Évoquant les développements parallèles qui ont eu lieu au plan interne, plus précisément au niveau de la formation du gouvernement et de la récusation de M. Hariri, le responsable onusien a exprimé ses « regrets de voir que les efforts déployés par le chef de la majorité n'ont pas abouti », affirmant toutefois qu'il « continue de croire à la possibilité de parvenir à un règlement ».
Et M. Williams d'espérer que les consultations que le chef de l'État entreprendra une nouvelle fois « pourront aboutir pour remettre la question de la formation du gouvernement sur les rails ».
« Lorsque j'ai rencontré le président Sleiman mercredi dernier à Beiteddine, nous avons convenu de la nécessité de poursuivre le dialogue et du fait que le Liban ne doit pas sombrer à nouveau dans la polarisation et s'enliser dans des crises », a indiqué le diplomate avant de conclure : « Si les Libanais restent sur leurs engagements qui consistent à mettre en place un gouvernement d'union nationale, je crois que cet objectif pourra être atteint. »

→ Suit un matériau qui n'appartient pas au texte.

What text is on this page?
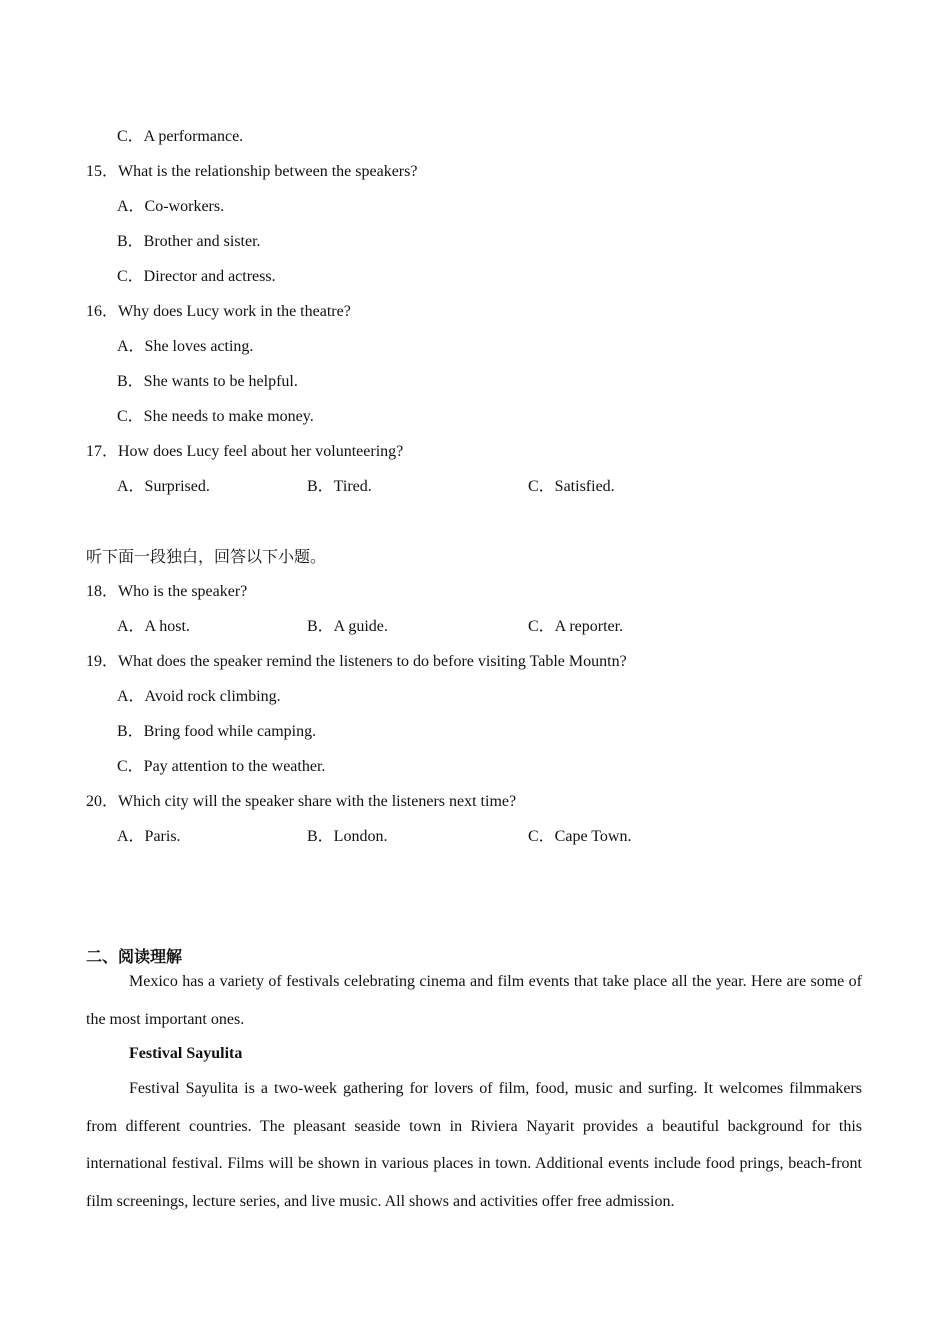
C．A performance.
15．What is the relationship between the speakers?
A．Co-workers.
B．Brother and sister.
C．Director and actress.
16．Why does Lucy work in the theatre?
A．She loves acting.
B．She wants to be helpful.
C．She needs to make money.
17．How does Lucy feel about her volunteering?
A．Surprised.	B．Tired.	C．Satisfied.
听下面一段独白，回答以下小题。
18．Who is the speaker?
A．A host.	B．A guide.	C．A reporter.
19．What does the speaker remind the listeners to do before visiting Table Mountn?
A．Avoid rock climbing.
B．Bring food while camping.
C．Pay attention to the weather.
20．Which city will the speaker share with the listeners next time?
A．Paris.	B．London.	C．Cape Town.
二、阅读理解

Mexico has a variety of festivals celebrating cinema and film events that take place all the year. Here are some of the most important ones.

Festival Sayulita

Festival Sayulita is a two-week gathering for lovers of film, food, music and surfing. It welcomes filmmakers from different countries. The pleasant seaside town in Riviera Nayarit provides a beautiful background for this international festival. Films will be shown in various places in town. Additional events include food prings, beach-front film screenings, lecture series, and live music. All shows and activities offer free admission.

De son côté, le Premier ministre sortant, Fouad Siniora, est entré en contact avec le chef de l'État, Michel Sleiman, pour discuter de l'incident. Il a également appelé le commandement de l'armée, et celui de la Finul, pour s'enquérir des détails de l'affaire, s'assurer qu'une enquête a été lancée et que des mesures préventives ont été prises pour juguler l'incident. M. Siniora a insisté devant ses interlocuteurs sur « l'attachement continu du Liban à la résolution 1701 et à ses annexes », estimant que ce qui s'est passé « est un acte que le Liban conteste et condamne pour ce qui est des tirs lancés à partir du Sud, aussi bien que de la riposte de l'État hébreu, qui, a-t-il dit, a outrepassé le cadre de son obligation de coordonner avec les forces de la Finul, et s'est dépêché de lancer les roquettes, commettant une agression contre le Liban ».

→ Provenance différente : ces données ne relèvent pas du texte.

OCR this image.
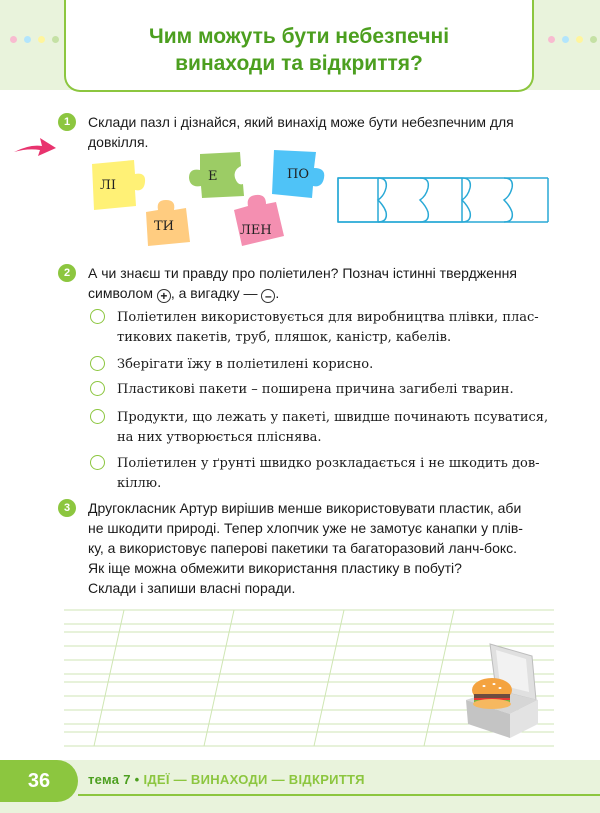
Чим можуть бути небезпечні
винаходи та відкриття?
1	Склади пазл і дізнайся, який винахід може бути небезпечним для довкілля.
ЛІ
Е	ПО
ТИ	ЛЕН
2	А чи знаєш ти правду про поліетилен? Познач істинні твердження
символом + , а вигадку — – .
Поліетилен використовується для виробництва плівки, плас-тикових пакетів, труб, пляшок, каністр, кабелів.
Зберігати їжу в поліетилені корисно.
Пластикові пакети – поширена причина загибелі тварин.
Продукти, що лежать у пакеті, швидше починають псуватися, на них утворюється пліснява.
Поліетилен у ґрунті швидко розкладається і не шкодить дов-кіллю.
3	Другокласник Артур вирішив менше використовувати пластик, аби
не шкодити природі. Тепер хлопчик уже не замотує канапки у плів-
ку, а використовує паперові пакетики та багаторазовий ланч-бокс.
Як іще можна обмежити використання пластику в побуті?
Склади і запиши власні поради.
36	тема 7 • ІДЕЇ — ВИНАХОДИ — ВІДКРИТТЯ
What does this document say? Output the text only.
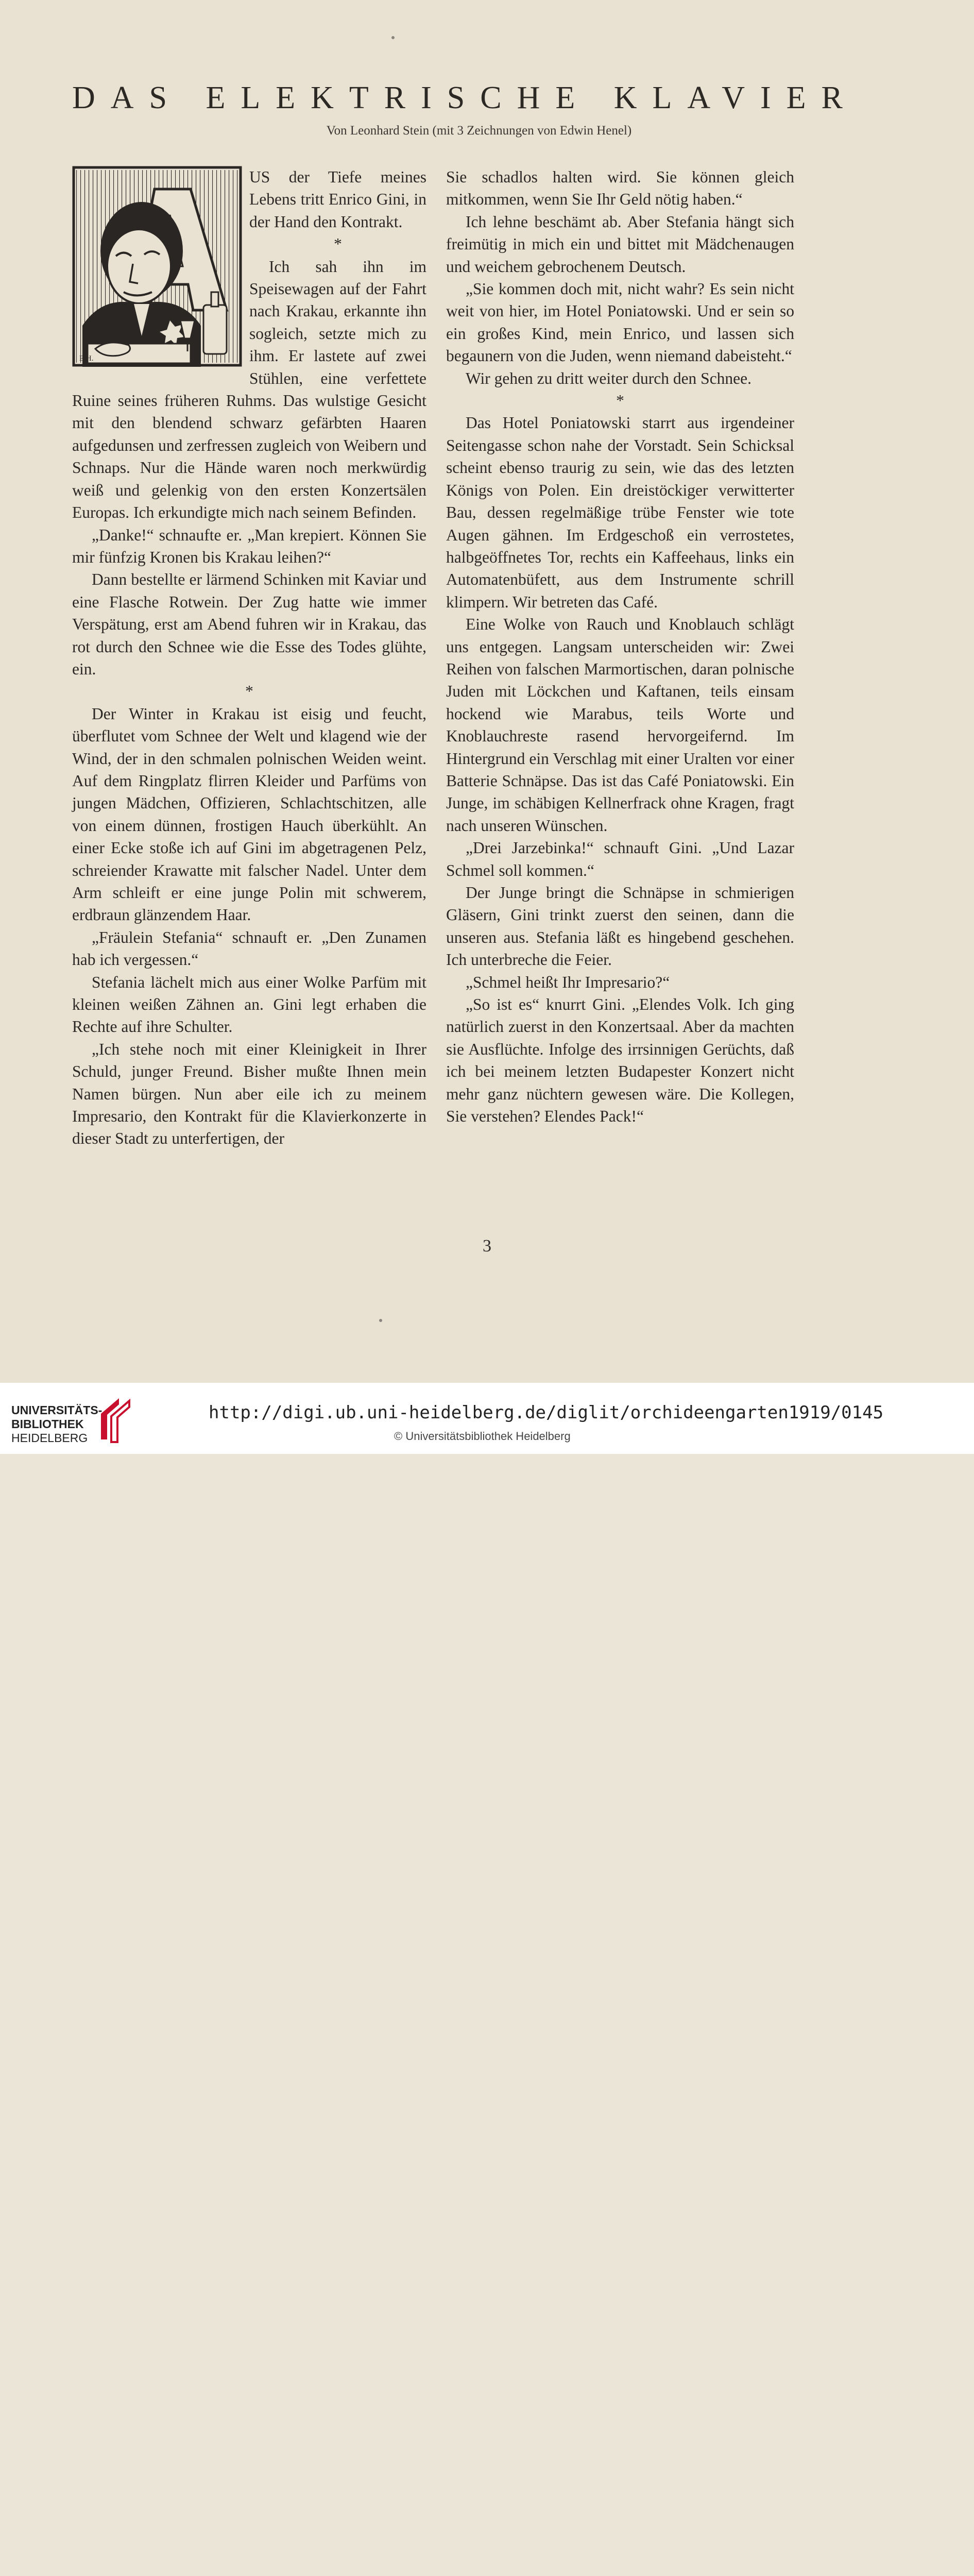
DAS ELEKTRISCHE KLAVIER
Von Leonhard Stein (mit 3 Zeichnungen von Edwin Henel)
E.H.

US der Tiefe meines Lebens tritt Enrico Gini, in der Hand den Kontrakt.

*

Ich sah ihn im Speisewagen auf der Fahrt nach Krakau, erkannte ihn sogleich, setzte mich zu ihm. Er lastete auf zwei Stühlen, eine verfettete Ruine seines früheren Ruhms. Das wulstige Gesicht mit den blendend schwarz gefärbten Haaren aufgedunsen und zerfressen zugleich von Weibern und Schnaps. Nur die Hände waren noch merkwürdig weiß und gelenkig von den ersten Konzertsälen Europas. Ich erkundigte mich nach seinem Befinden.

„Danke!“ schnaufte er. „Man krepiert. Können Sie mir fünfzig Kronen bis Krakau leihen?“

Dann bestellte er lärmend Schinken mit Kaviar und eine Flasche Rotwein. Der Zug hatte wie immer Verspätung, erst am Abend fuhren wir in Krakau, das rot durch den Schnee wie die Esse des Todes glühte, ein.

*

Der Winter in Krakau ist eisig und feucht, überflutet vom Schnee der Welt und klagend wie der Wind, der in den schmalen polnischen Weiden weint. Auf dem Ringplatz flirren Kleider und Parfüms von jungen Mädchen, Offizieren, Schlachtschitzen, alle von einem dünnen, frostigen Hauch überkühlt. An einer Ecke stoße ich auf Gini im abgetragenen Pelz, schreiender Krawatte mit falscher Nadel. Unter dem Arm schleift er eine junge Polin mit schwerem, erdbraun glänzendem Haar.

„Fräulein Stefania“ schnauft er. „Den Zunamen hab ich vergessen.“

Stefania lächelt mich aus einer Wolke Parfüm mit kleinen weißen Zähnen an. Gini legt erhaben die Rechte auf ihre Schulter.

„Ich stehe noch mit einer Kleinigkeit in Ihrer Schuld, junger Freund. Bisher mußte Ihnen mein Namen bürgen. Nun aber eile ich zu meinem Impresario, den Kontrakt für die Klavierkonzerte in dieser Stadt zu unterfertigen, der

Sie schadlos halten wird. Sie können gleich mitkommen, wenn Sie Ihr Geld nötig haben.“

Ich lehne beschämt ab. Aber Stefania hängt sich freimütig in mich ein und bittet mit Mädchenaugen und weichem gebrochenem Deutsch.

„Sie kommen doch mit, nicht wahr? Es sein nicht weit von hier, im Hotel Poniatowski. Und er sein so ein großes Kind, mein Enrico, und lassen sich begaunern von die Juden, wenn niemand dabeisteht.“

Wir gehen zu dritt weiter durch den Schnee.

*

Das Hotel Poniatowski starrt aus irgendeiner Seitengasse schon nahe der Vorstadt. Sein Schicksal scheint ebenso traurig zu sein, wie das des letzten Königs von Polen. Ein dreistöckiger verwitterter Bau, dessen regelmäßige trübe Fenster wie tote Augen gähnen. Im Erdgeschoß ein verrostetes, halbgeöffnetes Tor, rechts ein Kaffeehaus, links ein Automatenbüfett, aus dem Instrumente schrill klimpern. Wir betreten das Café.

Eine Wolke von Rauch und Knoblauch schlägt uns entgegen. Langsam unterscheiden wir: Zwei Reihen von falschen Marmortischen, daran polnische Juden mit Löckchen und Kaftanen, teils einsam hockend wie Marabus, teils Worte und Knoblauchreste rasend hervorgeifernd. Im Hintergrund ein Verschlag mit einer Uralten vor einer Batterie Schnäpse. Das ist das Café Poniatowski. Ein Junge, im schäbigen Kellnerfrack ohne Kragen, fragt nach unseren Wünschen.

„Drei Jarzebinka!“ schnauft Gini. „Und Lazar Schmel soll kommen.“

Der Junge bringt die Schnäpse in schmierigen Gläsern, Gini trinkt zuerst den seinen, dann die unseren aus. Stefania läßt es hingebend geschehen. Ich unterbreche die Feier.

„Schmel heißt Ihr Impresario?“

„So ist es“ knurrt Gini. „Elendes Volk. Ich ging natürlich zuerst in den Konzertsaal. Aber da machten sie Ausflüchte. Infolge des irrsinnigen Gerüchts, daß ich bei meinem letzten Budapester Konzert nicht mehr ganz nüchtern gewesen wäre. Die Kollegen, Sie verstehen? Elendes Pack!“

3
UNIVERSITÄTS-
BIBLIOTHEK
HEIDELBERG
http://digi.ub.uni-heidelberg.de/diglit/orchideengarten1919/0145
© Universitätsbibliothek Heidelberg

M. Siniora a considéré que cet incident, « qui survient dans de telles circonstances, est dangereux et vise de multiples objectifs, dont la déstabilisation du Liban que l'on tente d'entraîner vers la crise. C'est précisément ce que tente d'éviter l'État libanais », a-t-il dit, avant de réaffirmer que ce développement constitue « une agression contre le Liban et sa souveraineté ».
Le chef de l'État, qui a également suivi de près l'incident, a effectué des contacts avec les responsables concernés et pris connaissance des mesures décidées pour en enrayer les conséquences.